For ardent fans of Peli’s work in the first Paranormal Activity movie, Area 51 may be a welcome addition to the modern found footage horror movement that he kicked off half a decade ago. True to form, Peli’s second feature has much in common with his first: improvisational actors play characters who share their real names, seeking video-documented proof of what lurks in the shadows of the unknown. These characters are Reid, Ben, and Darrin: three bromancing BFFs who embark on a clandestine operation to sneak into the remote Area 51 Air Force base and capture on video whatever secrets the government is protecting there. Warning signs alert civilians about the dangers of breaking into a well-fortified military compound, but of course these signs are not heeded – give a dude-bro a video camera, and he’ll find some way to do the stupidest possible things with it.

This sign says GTFO, dudes.
There are many inherent problems with the found footage storytelling device, but focusing on whiny, boneheaded and generally unlikeable characters is a trope that seems to appear more often in this particular subgenre than any other kind of horror movie. Unfortunately, the trio at the center of Area 51 are exactly the kind of guys I’d probably take great care to avoid in real life. We’re informed at the beginning of the film that all three characters have gone missing, and we learn about them through interviews with their family and friends – including the fact that Reid suddenly became interested in UFOs and extraterrestrial lore after a mysterious incident at a party. This mock-doc format is sufficient to learn about the three prior to their Area 51 shenanigans, but the film spends nearly an hour on additional exposition before it gets to that titular place. In the meantime, we are treated to long car trips laced with homosocial frat-boy banter, a game of beer pong, some bad karaoke, and a trip to Hooters. To test out their video cameras, the guys sneak them into a private lap dance room at a Las Vegas strip club. You know, for science.

Luckily they didn’t use the thermal camera in there.
Other shortcomings in Area 51 have to do with lack of attention to plot details and technical inconsistencies, which is surprising considering the amount of time the film devotes to convincing backstory on the facility as well as the tools and equipment necessary to evade detection on the premises. One example is when Reid steals a security clearance badge from the home of a high-ranking Area 51 employee, but doesn’t use it until long after the employee’s access would’ve been flagged or denied altogether if his credentials went missing. The film also depicts a number of scenes through the green-hued lens of a nightvision camera, even though the characters on screen can clearly see where they’re going and what they’re doing in supposed pitch blackness. I’m perfectly willing to accept the peculiar things they find when they arrive on base, but I cannot suspend my disbelief for lapses in basic logic.

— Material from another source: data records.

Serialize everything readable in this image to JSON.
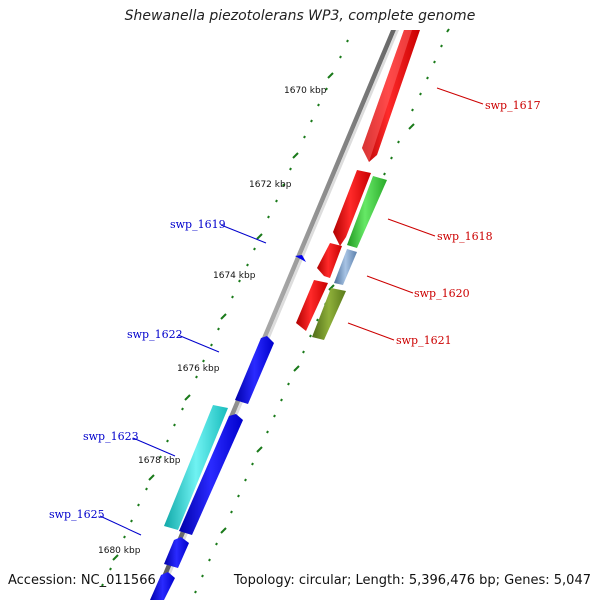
{
  "title": "Shewanella piezotolerans WP3, complete genome",
  "footer": {
    "accession": "Accession: NC_011566",
    "summary": "Topology: circular; Length: 5,396,476 bp; Genes: 5,047"
  },
  "colors": {
    "forward_label": "#cc0000",
    "reverse_label": "#0000cc",
    "backbone": "#8a8a8a",
    "ticks": "#1a7a1a"
  },
  "scale_labels": [
    "1670 kbp",
    "1672 kbp",
    "1674 kbp",
    "1676 kbp",
    "1678 kbp",
    "1680 kbp"
  ],
  "genes": [
    {
      "id": "swp_1617",
      "strand": "forward",
      "color": "#ff0000"
    },
    {
      "id": "swp_1618",
      "strand": "forward",
      "color": "#33cc33"
    },
    {
      "id": "swp_1619",
      "strand": "reverse",
      "color": "#0000ee"
    },
    {
      "id": "swp_1620",
      "strand": "forward",
      "color": "#6f8fb8"
    },
    {
      "id": "swp_1621",
      "strand": "forward",
      "color": "#6b8e23"
    },
    {
      "id": "swp_1622",
      "strand": "reverse",
      "color": "#0000ee"
    },
    {
      "id": "swp_1623",
      "strand": "reverse",
      "color": "#1ccccc"
    },
    {
      "id": "swp_1625",
      "strand": "reverse",
      "color": "#0000ee"
    }
  ]
}
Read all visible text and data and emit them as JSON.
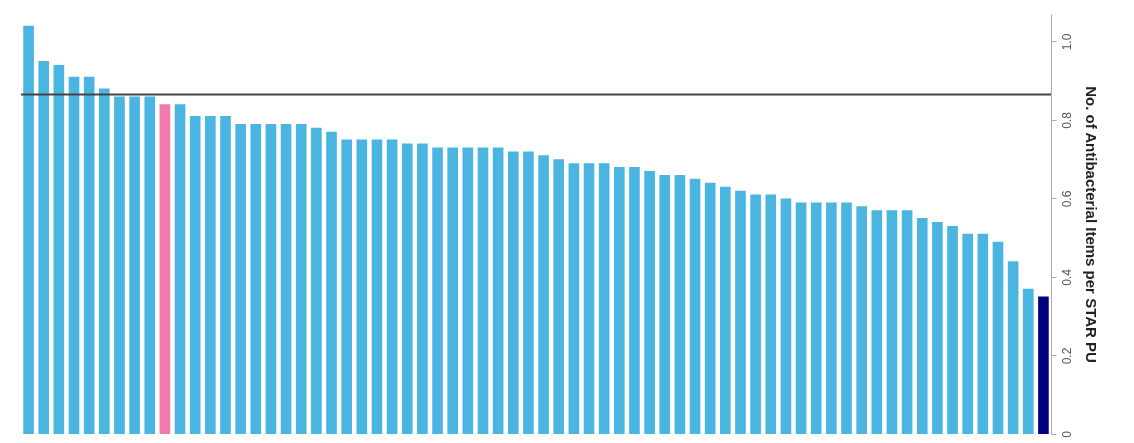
{
  "chart_data": {
    "type": "bar",
    "ylabel": "No. of Antibacterial Items per STAR PU",
    "categories": [
      null,
      null,
      null,
      null,
      null,
      null,
      null,
      null,
      null,
      null,
      null,
      null,
      null,
      null,
      null,
      null,
      null,
      null,
      null,
      null,
      null,
      null,
      null,
      null,
      null,
      null,
      null,
      null,
      null,
      null,
      null,
      null,
      null,
      null,
      null,
      null,
      null,
      null,
      null,
      null,
      null,
      null,
      null,
      null,
      null,
      null,
      null,
      null,
      null,
      null,
      null,
      null,
      null,
      null,
      null,
      null,
      null,
      null,
      null,
      null,
      null,
      null,
      null,
      null,
      null,
      null,
      null,
      null
    ],
    "values": [
      1.04,
      0.95,
      0.94,
      0.91,
      0.91,
      0.88,
      0.86,
      0.86,
      0.86,
      0.84,
      0.84,
      0.81,
      0.81,
      0.81,
      0.79,
      0.79,
      0.79,
      0.79,
      0.79,
      0.78,
      0.77,
      0.75,
      0.75,
      0.75,
      0.75,
      0.74,
      0.74,
      0.73,
      0.73,
      0.73,
      0.73,
      0.73,
      0.72,
      0.72,
      0.71,
      0.7,
      0.69,
      0.69,
      0.69,
      0.68,
      0.68,
      0.67,
      0.66,
      0.66,
      0.65,
      0.64,
      0.63,
      0.62,
      0.61,
      0.61,
      0.6,
      0.59,
      0.59,
      0.59,
      0.59,
      0.58,
      0.57,
      0.57,
      0.57,
      0.55,
      0.54,
      0.53,
      0.51,
      0.51,
      0.49,
      0.44,
      0.37,
      0.35
    ],
    "colors": [
      "#4bb5e2",
      "#4bb5e2",
      "#4bb5e2",
      "#4bb5e2",
      "#4bb5e2",
      "#4bb5e2",
      "#4bb5e2",
      "#4bb5e2",
      "#4bb5e2",
      "#f07aaa",
      "#4bb5e2",
      "#4bb5e2",
      "#4bb5e2",
      "#4bb5e2",
      "#4bb5e2",
      "#4bb5e2",
      "#4bb5e2",
      "#4bb5e2",
      "#4bb5e2",
      "#4bb5e2",
      "#4bb5e2",
      "#4bb5e2",
      "#4bb5e2",
      "#4bb5e2",
      "#4bb5e2",
      "#4bb5e2",
      "#4bb5e2",
      "#4bb5e2",
      "#4bb5e2",
      "#4bb5e2",
      "#4bb5e2",
      "#4bb5e2",
      "#4bb5e2",
      "#4bb5e2",
      "#4bb5e2",
      "#4bb5e2",
      "#4bb5e2",
      "#4bb5e2",
      "#4bb5e2",
      "#4bb5e2",
      "#4bb5e2",
      "#4bb5e2",
      "#4bb5e2",
      "#4bb5e2",
      "#4bb5e2",
      "#4bb5e2",
      "#4bb5e2",
      "#4bb5e2",
      "#4bb5e2",
      "#4bb5e2",
      "#4bb5e2",
      "#4bb5e2",
      "#4bb5e2",
      "#4bb5e2",
      "#4bb5e2",
      "#4bb5e2",
      "#4bb5e2",
      "#4bb5e2",
      "#4bb5e2",
      "#4bb5e2",
      "#4bb5e2",
      "#4bb5e2",
      "#4bb5e2",
      "#4bb5e2",
      "#4bb5e2",
      "#4bb5e2",
      "#4bb5e2",
      "#000080"
    ],
    "ylim": [
      0,
      1.07
    ],
    "yticks": [
      0,
      0.2,
      0.4,
      0.6,
      0.8,
      {
        "value": 1,
        "label": "1.0"
      }
    ],
    "ref_lines": [
      {
        "axis": "y",
        "value": 0.865,
        "color": "#444444"
      }
    ],
    "tick_labels": "y",
    "grid": false,
    "legend": false
  }
}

Things improve considerably in the third act, when the group hooks up with the daughter of a former Area 51 employee and infiltrates the subterranean hub of the base’s covert operations. It is here that the film is finally able to generate a modicum of suspense and pay homage to the things conspiracy theorists believe are housed at the real Area 51 in secret. Peli even manages to conjure some unsettling images – particularly in the last ten minutes of the film – that are more visually compelling than anything he was able to achieve in Paranormal Activity. Unfortunately, the final payoff isn’t strong enough to make everything that comes before it worthwhile.

This is what a movie looks like when it sits on a shelf past its expiration date.
Perhaps if Area 51 had been released closer to its inception in 2009, the film would’ve garnered more positive attention and cemented Peli’s status as a found footage auteur. In the years following Paranormal Activity, however, the number of found footage films has more than doubled – and avid horror fans have seen dozens of movies that improve upon the ideas and techniques that Peli championed in his debut film. I’d be more interested in a straightforward feature about the events that supposedly took place at Area 51 in the 1950s than watch a few modern-day himbos with a camcorder commit breaking and entering. Modern audiences have seen this cliché done to death in the last five years, and we’re ready for a more inventive take on the found footage fad.

Sci-Fi Honey Rating: One douchey dude-bro with a camera out of five.

Area 51 is available... if you look for it. We're not telling you where.